The Optimal Choice of Hypothesis Is the Weakest, Not the Shortest

If *A* and *B* are sets such that *A* is a subset of
*B*, generalisation may be understood as the inference from
*A* of a hypothesis sufficient to construct *B*. One might
infer any number of hypotheses from *A*, yet only some of those may
generalise to *B*. How can one know which are likely to generalise?
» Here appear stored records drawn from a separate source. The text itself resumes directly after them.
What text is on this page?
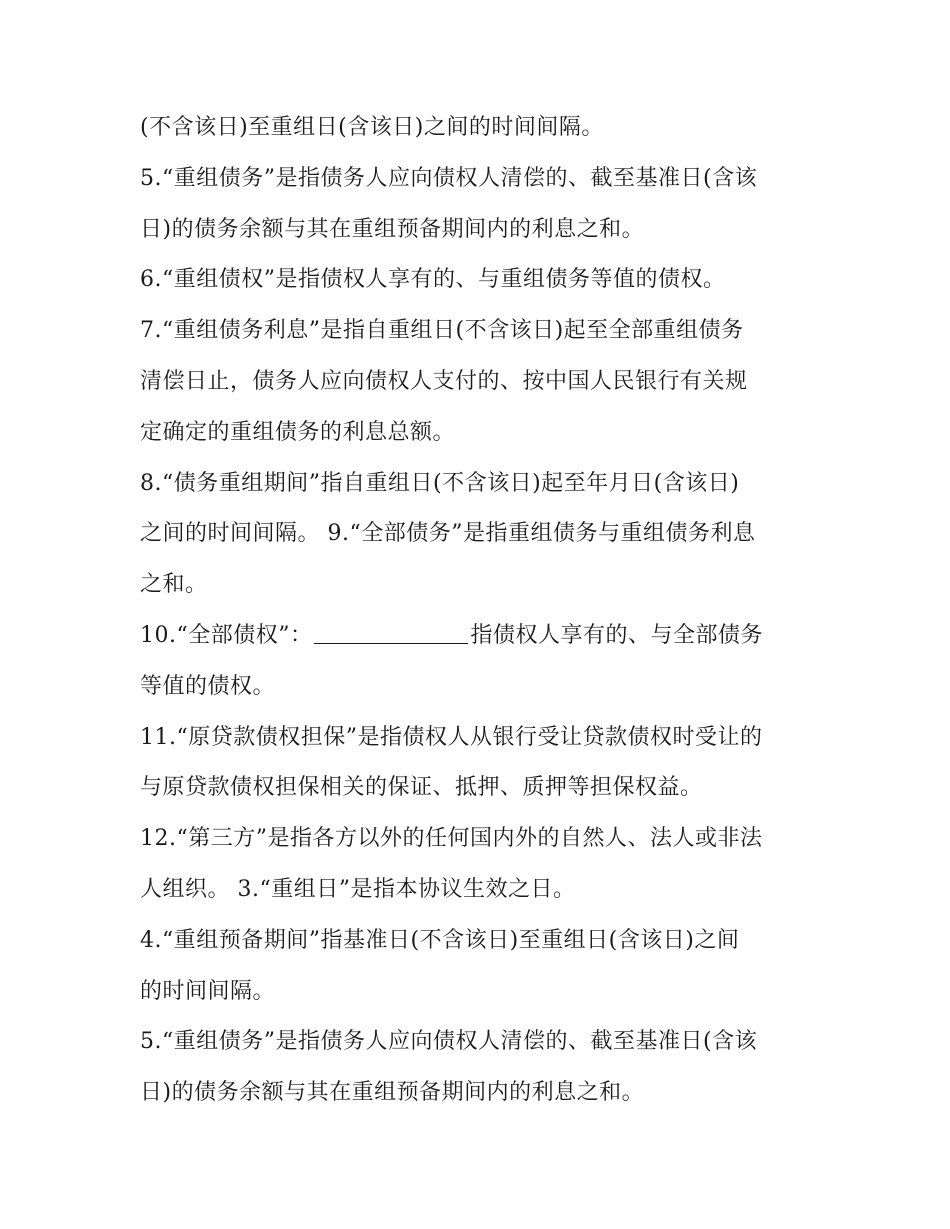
(不含该日)至重组日(含该日)之间的时间间隔。
5.“重组债务”是指债务人应向债权人清偿的、截至基准日(含该
日)的债务余额与其在重组预备期间内的利息之和。
6.“重组债权”是指债权人享有的、与重组债务等值的债权。
7.“重组债务利息”是指自重组日(不含该日)起至全部重组债务
清偿日止，债务人应向债权人支付的、按中国人民银行有关规
定确定的重组债务的利息总额。
8.“债务重组期间”指自重组日(不含该日)起至年月日(含该日)
之间的时间间隔。 9.“全部债务”是指重组债务与重组债务利息
之和。
10.“全部债权”：	指债权人享有的、与全部债务
等值的债权。
11.“原贷款债权担保”是指债权人从银行受让贷款债权时受让的
与原贷款债权担保相关的保证、抵押、质押等担保权益。
12.“第三方”是指各方以外的任何国内外的自然人、法人或非法
人组织。 3.“重组日”是指本协议生效之日。
4.“重组预备期间”指基准日(不含该日)至重组日(含该日)之间
的时间间隔。
5.“重组债务”是指债务人应向债权人清偿的、截至基准日(含该
日)的债务余额与其在重组预备期间内的利息之和。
One strategy is to choose the shortest, equating the ability to compress
information with the ability to generalise (a “proxy for
intelligence”). We examine this in the context of a mathematical
formalism of enactive cognition. We show that compression is neither
necessary nor sufficient to maximise performance (measured in terms of
the probability of a hypothesis generalising). We formulate a proxy
unrelated to length or simplicity, called weakness. We show that if
tasks are uniformly distributed, then there is no choice of proxy that
performs at least as well as weakness maximisation in all tasks while
performing strictly better in at least one. In other words, weakness is
the pareto optimal choice of proxy. In experiments comparing maximum
weakness and minimum description length in the context of binary
arithmetic, the former generalised at between *1.1* and *5*
times the rate of the latter. We argue this demonstrates that weakness
is a far better proxy, and explains why Deepmind’s Apperception Engine
is able to generalise effectively.